Comme nous l'avons observé dans blogs précédents, les migrants ont investi dans leurs maisons rurales pendant la pandémie et ont ouvert des champs, déplaçant les membres de leur famille vers ces maisons et loin des villes du Zimbabwe ou d'Afrique du Sud. Certains villageois se plaignent du fait que les zones de pâturage deviennent rares, car de nombreuses terres autrefois en jachère (et donc disponibles pour le pâturage) ont été labourées cette année, stimulées par les très bonnes pluies. Il y a désormais davantage de mouvements et de mélanges avec des migrants venus d’ailleurs, notamment pendant les périodes de vacances.

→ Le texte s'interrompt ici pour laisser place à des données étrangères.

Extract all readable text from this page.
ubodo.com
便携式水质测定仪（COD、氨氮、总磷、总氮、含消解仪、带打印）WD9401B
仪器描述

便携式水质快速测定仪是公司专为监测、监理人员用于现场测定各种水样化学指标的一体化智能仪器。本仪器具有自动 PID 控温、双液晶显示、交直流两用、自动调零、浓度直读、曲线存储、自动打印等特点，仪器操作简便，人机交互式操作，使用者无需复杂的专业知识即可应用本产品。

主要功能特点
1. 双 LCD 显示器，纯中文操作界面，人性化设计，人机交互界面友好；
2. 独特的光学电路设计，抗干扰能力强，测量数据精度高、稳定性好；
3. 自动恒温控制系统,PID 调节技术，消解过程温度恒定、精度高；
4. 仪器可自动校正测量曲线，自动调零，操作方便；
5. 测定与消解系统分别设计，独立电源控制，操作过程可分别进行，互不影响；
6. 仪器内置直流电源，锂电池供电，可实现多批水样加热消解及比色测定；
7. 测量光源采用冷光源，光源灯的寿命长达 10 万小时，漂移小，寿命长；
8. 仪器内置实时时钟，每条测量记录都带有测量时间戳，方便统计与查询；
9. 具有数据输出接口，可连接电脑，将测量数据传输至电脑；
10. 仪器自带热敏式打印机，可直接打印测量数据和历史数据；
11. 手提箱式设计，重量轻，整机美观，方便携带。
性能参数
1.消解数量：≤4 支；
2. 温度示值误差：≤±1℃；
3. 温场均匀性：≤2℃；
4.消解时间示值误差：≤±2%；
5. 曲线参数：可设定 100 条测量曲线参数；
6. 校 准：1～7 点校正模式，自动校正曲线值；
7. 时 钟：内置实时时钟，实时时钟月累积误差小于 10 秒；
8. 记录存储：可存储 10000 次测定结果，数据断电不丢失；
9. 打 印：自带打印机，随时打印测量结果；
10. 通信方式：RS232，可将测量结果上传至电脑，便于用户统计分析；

Les principaux postes frontières étant très encombrés, d’autres ont eu recours à des passages illégaux. Le Limpopo coule à flots en raison des pluies abondantes et les traversées normales à pied ne sont pas praticables. Les exploitants de bateaux ont vu le jour en utilisant de grands bateaux gonflables, les traversées coûtant 200 rands par personne. Un grand nombre de personnes traversent chaque jour – environ 150 par bateau – accompagnées de marchandises et de fournitures, et parfois même de véhicules. Les soldats et les forces de sécurité aux frontières sont rémunérés et un secteur de transport lucratif a vu le jour, parallèlement à d'autres activités, notamment la fourniture de nourriture aux voyageurs. Ces traversées sont empruntées par ceux qui ne disposent pas des documents complets et qui ne peuvent pas payer le coût U$50 d’un test COVID. Il ne fait aucun doute que des virus ainsi que des personnes et des biens sont également importés.
Et ensuite ?
À ce jour, les zones rurales du Zimbabwe n’ont pas encore subi l’impact direct de la maladie, mais seulement les conséquences du confinement. Cela pourrait encore changer. Au cours des prochaines semaines, nous continuerons de surveiller la situation dans nos zones d'étude. Comment vont-ils faire face aux nouveaux confinements ? La deuxième vague touchera-t-elle cette fois les zones rurales ? Quelles sont les stratégies utilisées pour répondre localement, qui restent efficaces même avec une plus grande transmissibilité du virus ? Avant le prochain rapport actualisé, la semaine prochaine, le blog se penchera plus largement sur le débat sur les confinements et leurs politiques.
Merci à l'équipe de Mvurwi, Gutu, Masvingo, Matobo et Mwenezi.